Unprotected Sex Better Than "Itchy" Condom – Sex Workers

MASVINGO – The Sex Workers Advocacy Group (SWAG) has called upon the government to rebrand and add lubricants to the Panther condom saying men despised the freely distributed condom and some were not willing to make use of it.

The sex workers were speaking at a workshop called provincial SWAG dialogue organised by Batanai HIV and AIDS Service Organization (BHASO) at Chevron Hotel.

The workshop was meant to discuss problems faced by sex workers and find solutions so as to meet the government’s policy towards HIV and Aids.

Popularly known as the ‘ma deMbare’ due to its distinctive blue and white colours synonymous with Dynamos Football Club, the Panther condom, the sex workers said, was also uncomfortable during sex.

“We are asking for authorities to rebrand the ‘deMbare’ condom because our clients do not want to use it because it’s itchy and this leaves us without option. We end up having unprotected sex,” said one sex worker.

They appealed for the provision of extra lubricants for free condoms so that they become more appealing, comfortable and less likely to burst during sex.

The Zimbabwe National Family Planning Council (ZNFPC) board chairperson Peter Vhoko told the gathering that the suggestions may take some time to implement because the condom is not manufactured in locally.

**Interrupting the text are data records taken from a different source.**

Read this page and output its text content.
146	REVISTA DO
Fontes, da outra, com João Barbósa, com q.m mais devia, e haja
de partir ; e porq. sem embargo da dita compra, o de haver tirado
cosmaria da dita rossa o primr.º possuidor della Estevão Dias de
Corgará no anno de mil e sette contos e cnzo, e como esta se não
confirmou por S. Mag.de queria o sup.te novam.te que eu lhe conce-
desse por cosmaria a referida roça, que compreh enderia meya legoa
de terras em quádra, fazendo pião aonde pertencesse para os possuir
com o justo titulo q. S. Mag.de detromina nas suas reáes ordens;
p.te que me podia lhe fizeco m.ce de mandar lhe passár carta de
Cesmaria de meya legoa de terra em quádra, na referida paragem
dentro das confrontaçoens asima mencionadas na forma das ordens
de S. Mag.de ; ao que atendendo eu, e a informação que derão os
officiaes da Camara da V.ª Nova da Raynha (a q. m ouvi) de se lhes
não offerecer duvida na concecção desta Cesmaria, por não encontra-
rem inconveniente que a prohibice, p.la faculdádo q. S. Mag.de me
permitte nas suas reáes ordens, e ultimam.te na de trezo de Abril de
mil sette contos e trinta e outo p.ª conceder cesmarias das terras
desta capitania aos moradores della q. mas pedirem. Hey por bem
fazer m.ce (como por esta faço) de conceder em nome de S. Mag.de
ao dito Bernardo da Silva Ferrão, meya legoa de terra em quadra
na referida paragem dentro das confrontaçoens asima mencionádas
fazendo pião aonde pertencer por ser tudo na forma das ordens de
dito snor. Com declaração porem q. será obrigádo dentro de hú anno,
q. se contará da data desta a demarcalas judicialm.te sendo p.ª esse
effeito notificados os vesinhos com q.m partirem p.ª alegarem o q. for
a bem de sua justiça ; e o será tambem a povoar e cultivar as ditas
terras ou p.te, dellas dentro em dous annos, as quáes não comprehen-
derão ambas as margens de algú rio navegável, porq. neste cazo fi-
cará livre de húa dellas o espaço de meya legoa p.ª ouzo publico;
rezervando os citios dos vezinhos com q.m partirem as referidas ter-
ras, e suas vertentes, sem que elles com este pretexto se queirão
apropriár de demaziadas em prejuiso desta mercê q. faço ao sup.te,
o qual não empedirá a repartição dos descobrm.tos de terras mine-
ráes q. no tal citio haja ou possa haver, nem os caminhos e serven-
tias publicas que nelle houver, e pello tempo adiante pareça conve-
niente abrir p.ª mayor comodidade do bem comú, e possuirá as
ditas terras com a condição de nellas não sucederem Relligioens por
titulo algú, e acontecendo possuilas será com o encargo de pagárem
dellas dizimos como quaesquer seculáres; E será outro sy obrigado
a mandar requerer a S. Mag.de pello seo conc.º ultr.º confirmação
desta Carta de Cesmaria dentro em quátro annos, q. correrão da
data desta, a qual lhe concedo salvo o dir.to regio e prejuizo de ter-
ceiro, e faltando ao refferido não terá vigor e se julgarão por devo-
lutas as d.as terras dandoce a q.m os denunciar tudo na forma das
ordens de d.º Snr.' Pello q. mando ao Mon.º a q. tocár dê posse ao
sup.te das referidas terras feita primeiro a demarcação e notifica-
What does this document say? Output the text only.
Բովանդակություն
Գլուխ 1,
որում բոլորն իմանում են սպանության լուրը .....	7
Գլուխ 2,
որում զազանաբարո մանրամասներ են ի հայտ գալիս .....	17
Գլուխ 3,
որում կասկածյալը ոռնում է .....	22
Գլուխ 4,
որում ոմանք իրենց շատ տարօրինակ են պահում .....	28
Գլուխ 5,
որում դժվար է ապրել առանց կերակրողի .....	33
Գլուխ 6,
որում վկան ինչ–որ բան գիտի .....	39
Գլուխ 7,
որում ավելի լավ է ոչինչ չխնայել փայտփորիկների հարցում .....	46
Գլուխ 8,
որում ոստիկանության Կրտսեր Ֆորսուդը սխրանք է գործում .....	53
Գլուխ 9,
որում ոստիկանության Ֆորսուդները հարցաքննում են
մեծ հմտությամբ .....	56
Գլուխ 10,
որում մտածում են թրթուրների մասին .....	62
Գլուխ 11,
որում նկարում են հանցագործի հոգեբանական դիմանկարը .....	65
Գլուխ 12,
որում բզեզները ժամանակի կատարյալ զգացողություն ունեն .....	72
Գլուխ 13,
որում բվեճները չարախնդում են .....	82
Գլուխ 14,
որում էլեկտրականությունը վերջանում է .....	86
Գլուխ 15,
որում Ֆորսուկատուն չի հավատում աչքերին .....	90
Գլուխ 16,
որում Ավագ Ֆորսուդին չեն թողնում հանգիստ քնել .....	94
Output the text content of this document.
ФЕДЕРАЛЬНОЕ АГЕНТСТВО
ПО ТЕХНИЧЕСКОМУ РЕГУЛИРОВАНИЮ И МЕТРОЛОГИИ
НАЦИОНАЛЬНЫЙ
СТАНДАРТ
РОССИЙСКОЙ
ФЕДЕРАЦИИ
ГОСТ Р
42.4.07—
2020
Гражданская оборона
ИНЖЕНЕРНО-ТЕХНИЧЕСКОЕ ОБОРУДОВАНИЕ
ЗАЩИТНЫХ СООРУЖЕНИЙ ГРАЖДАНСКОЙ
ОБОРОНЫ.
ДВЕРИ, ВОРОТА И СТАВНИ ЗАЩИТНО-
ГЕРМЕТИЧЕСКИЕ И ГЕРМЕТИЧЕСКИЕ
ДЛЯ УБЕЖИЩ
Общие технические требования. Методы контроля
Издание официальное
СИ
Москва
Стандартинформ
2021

“The request has however been send to the manufacturer. My organisation and its partners will make noise and do follow ups to make sure the request is taken care of,” Vhoko said.

The ‘sisters’, as the sex workers called themselves, also asked for the legalisation of prostitution so as to end stigmatisation.

Sex workers, they said, need to be supported through funding for income generation projects as most of them were in it not out of choice but out of necessity.

“If we are given something to do we won’t risk our heath by engaging in unprotected sex,” another sex worker said.

Statistics show that Zimbabwe is one of the countries with the highest condom use in the world.

Many Africans, however, have negative perceptions of freely distributed condoms which they regard as of poor quality.